Greatest financial or policy-based challenge: “Financially it is all about managing the volatility between milk prices and the cost of feed, fertiliser and labour. I am very happy with my team of three people but I am aware that sourcing labour and the cost of employing people have become a real challenge in Australia.”
Shannon is a dairy farmer from Victoria. She studied agriculture and was a rural bank manager before moving from New Zealand to Australia. “My focus has always been on profitability,” she explains. “And I enjoy helping others and seeing others do well. Trying to encourage people to take on board new ideas is a passion of mine.”
Shannon travelled across the United States, Czech Republic, the United Kingdom, Ukraine, Kenya, New Zealand, Europe, and South Africa, to visit successful dairy businesses across various operating environments around the world to identify methods and tools that are driving farmer engagement.
Uptake of key research outcomes that would drive business and industry growth is low in Australia.
In her report ‘Lifting farmer engagement within the Australian dairy industry: Encouraging Australian dairy farmers’, the Nuffield scholar points out that the level of farmer engagement and uptake of key research outcomes that would drive business and industry growth is low in Australia.

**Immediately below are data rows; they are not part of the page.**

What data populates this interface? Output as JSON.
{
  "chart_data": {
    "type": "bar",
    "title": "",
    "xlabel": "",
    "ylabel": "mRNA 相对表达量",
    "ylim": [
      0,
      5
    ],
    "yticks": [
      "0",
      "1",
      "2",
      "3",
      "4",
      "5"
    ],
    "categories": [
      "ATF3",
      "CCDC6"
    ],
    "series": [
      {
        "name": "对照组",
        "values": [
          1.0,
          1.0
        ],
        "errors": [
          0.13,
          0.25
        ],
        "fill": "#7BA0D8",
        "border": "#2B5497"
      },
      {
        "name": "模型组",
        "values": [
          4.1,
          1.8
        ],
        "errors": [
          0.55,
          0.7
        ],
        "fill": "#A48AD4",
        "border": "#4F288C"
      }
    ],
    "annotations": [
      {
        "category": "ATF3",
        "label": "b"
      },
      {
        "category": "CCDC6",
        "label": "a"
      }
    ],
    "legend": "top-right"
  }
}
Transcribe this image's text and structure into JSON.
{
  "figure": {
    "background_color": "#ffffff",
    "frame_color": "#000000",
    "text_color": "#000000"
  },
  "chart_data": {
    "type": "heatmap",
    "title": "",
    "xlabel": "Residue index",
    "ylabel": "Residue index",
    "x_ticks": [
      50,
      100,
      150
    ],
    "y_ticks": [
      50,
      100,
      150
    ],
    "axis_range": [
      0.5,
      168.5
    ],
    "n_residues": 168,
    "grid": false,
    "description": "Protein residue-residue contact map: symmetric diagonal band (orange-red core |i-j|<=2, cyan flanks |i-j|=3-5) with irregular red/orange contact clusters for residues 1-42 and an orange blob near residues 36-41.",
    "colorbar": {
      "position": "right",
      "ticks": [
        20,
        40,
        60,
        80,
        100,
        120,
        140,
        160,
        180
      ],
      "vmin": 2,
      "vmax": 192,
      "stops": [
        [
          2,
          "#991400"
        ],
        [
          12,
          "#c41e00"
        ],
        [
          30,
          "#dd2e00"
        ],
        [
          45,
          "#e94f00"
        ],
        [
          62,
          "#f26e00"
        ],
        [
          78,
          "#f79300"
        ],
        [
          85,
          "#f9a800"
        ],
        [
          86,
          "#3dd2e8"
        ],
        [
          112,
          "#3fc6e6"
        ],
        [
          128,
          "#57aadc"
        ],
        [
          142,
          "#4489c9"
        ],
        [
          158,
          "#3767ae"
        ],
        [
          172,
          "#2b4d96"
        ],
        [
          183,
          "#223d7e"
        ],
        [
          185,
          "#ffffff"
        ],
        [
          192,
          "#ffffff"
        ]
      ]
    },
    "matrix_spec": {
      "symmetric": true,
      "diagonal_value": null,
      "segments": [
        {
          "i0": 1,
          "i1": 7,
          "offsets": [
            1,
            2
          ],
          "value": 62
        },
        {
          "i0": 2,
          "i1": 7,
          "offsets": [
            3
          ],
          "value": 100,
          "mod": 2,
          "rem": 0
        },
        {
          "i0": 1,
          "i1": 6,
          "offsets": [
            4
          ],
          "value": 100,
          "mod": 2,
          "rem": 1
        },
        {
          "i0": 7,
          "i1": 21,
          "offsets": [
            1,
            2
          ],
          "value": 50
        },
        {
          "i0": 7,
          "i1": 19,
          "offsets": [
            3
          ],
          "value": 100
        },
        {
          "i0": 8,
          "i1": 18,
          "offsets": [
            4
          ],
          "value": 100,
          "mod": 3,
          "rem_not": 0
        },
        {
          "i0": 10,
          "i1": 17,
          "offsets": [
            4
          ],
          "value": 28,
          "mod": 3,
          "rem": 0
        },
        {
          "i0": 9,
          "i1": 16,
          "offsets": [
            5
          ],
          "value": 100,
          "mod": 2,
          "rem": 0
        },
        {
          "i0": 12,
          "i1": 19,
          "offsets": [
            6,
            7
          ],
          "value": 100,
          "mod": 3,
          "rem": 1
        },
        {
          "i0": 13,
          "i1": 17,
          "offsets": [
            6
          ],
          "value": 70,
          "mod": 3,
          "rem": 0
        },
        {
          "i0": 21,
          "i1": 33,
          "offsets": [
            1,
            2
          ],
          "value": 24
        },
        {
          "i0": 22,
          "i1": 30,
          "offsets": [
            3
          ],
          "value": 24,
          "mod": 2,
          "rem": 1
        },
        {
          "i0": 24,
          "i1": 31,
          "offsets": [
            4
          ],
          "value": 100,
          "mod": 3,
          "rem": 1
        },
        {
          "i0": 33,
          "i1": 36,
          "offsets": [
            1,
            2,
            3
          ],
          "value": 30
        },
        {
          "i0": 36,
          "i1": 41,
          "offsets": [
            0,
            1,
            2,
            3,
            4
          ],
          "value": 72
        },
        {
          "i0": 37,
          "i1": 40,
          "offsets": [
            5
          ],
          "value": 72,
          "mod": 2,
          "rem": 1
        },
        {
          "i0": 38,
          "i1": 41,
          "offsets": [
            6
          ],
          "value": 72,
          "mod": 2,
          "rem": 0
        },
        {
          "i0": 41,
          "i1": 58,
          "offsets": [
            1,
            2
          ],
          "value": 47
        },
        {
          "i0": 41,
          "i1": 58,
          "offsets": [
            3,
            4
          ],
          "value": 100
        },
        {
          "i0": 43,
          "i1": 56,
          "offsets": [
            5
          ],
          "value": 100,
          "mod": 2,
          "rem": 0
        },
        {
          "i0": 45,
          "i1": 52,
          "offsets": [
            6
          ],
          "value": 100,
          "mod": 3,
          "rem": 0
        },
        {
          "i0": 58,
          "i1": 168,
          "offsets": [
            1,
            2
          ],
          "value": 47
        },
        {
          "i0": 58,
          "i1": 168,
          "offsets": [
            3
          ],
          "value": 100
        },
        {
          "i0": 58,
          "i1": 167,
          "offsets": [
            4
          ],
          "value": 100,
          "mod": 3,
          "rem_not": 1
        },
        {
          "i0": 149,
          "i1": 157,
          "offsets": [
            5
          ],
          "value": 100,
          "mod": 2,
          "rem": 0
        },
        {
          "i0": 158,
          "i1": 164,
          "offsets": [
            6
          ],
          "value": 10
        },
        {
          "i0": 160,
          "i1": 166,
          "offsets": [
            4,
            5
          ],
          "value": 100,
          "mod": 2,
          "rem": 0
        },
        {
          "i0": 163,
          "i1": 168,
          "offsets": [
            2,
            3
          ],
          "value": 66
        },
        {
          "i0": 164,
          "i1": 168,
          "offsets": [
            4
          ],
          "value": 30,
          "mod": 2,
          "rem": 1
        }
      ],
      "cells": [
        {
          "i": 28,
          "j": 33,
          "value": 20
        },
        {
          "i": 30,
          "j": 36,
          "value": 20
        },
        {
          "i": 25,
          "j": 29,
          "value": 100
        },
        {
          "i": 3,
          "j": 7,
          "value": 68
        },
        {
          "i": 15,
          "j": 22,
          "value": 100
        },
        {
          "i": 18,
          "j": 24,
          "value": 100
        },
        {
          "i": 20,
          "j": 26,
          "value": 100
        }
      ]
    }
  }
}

“There is some great research being done and tools being developed by Dairy Australia but dairy farmers don’t seem to get involved as much as what I saw overseas,” Shannon says. “Partly that is because the cycles of optimism you see within the industry. In Ireland the quotas are off and farmers are allowed to produce more milk. They build on their skills and grow their business. In Australia we have seen a claw back of milk processors and years of drought. There is less optimism.”
She encourages farmers to better utilise research and development outcomes. That will create more sustainable businesses and enhance on-farm operations by maximising management potential. “Even in an average year, there’s always going to be top performing farmers that are making a profit,” she says. “The question is: how do we get the rest of the farmers to aim for continuous improvement.”
Some dairy farmers don’t have the drive or are happy in the situation they are in, Shannon says. “They don’t feel the need to change the system they’re currently operating in. Even though their operating environment changes constantly.”
In her report, the Victorian dairy farmer gives the example of Neil Baker from the UK. His business has been able to increase productivity and profitability by focusing on genetics and improvements in scale and process efficiencies.
Aiming to grow the dairy business to run 2,500 head, cows are milked 3 times a day through one 80 bail rotary in a high input, high output system. “With economies of scale he was able to keep growing his business and make good margins,” Shannon says.
She emphasises that Australian dairy businesses need to place a greater priority on setting clear business goals and targets, including benchmarking business performance. “If you have goals and are looking at everything within the business, including things like lifestyle goals, you know what you want to achieve. That will in turn give you drive and ambition to achieve those goals.”
And populations that get wealthier, demand food with a higher nutrition value and higher protein. Australian agriculture has the option to benefit from this demand in Asia.
The Nuffield scholar sees good opportunities for Australian dairy farmers, like an increasing global demand for dairy products and close proximity to Asia. “There is a growing population and growing demand,” Shannon says. “And populations that get wealthier, demand food with a higher nutrition value and higher protein. Australian agriculture has the option to benefit from this demand in Asia.”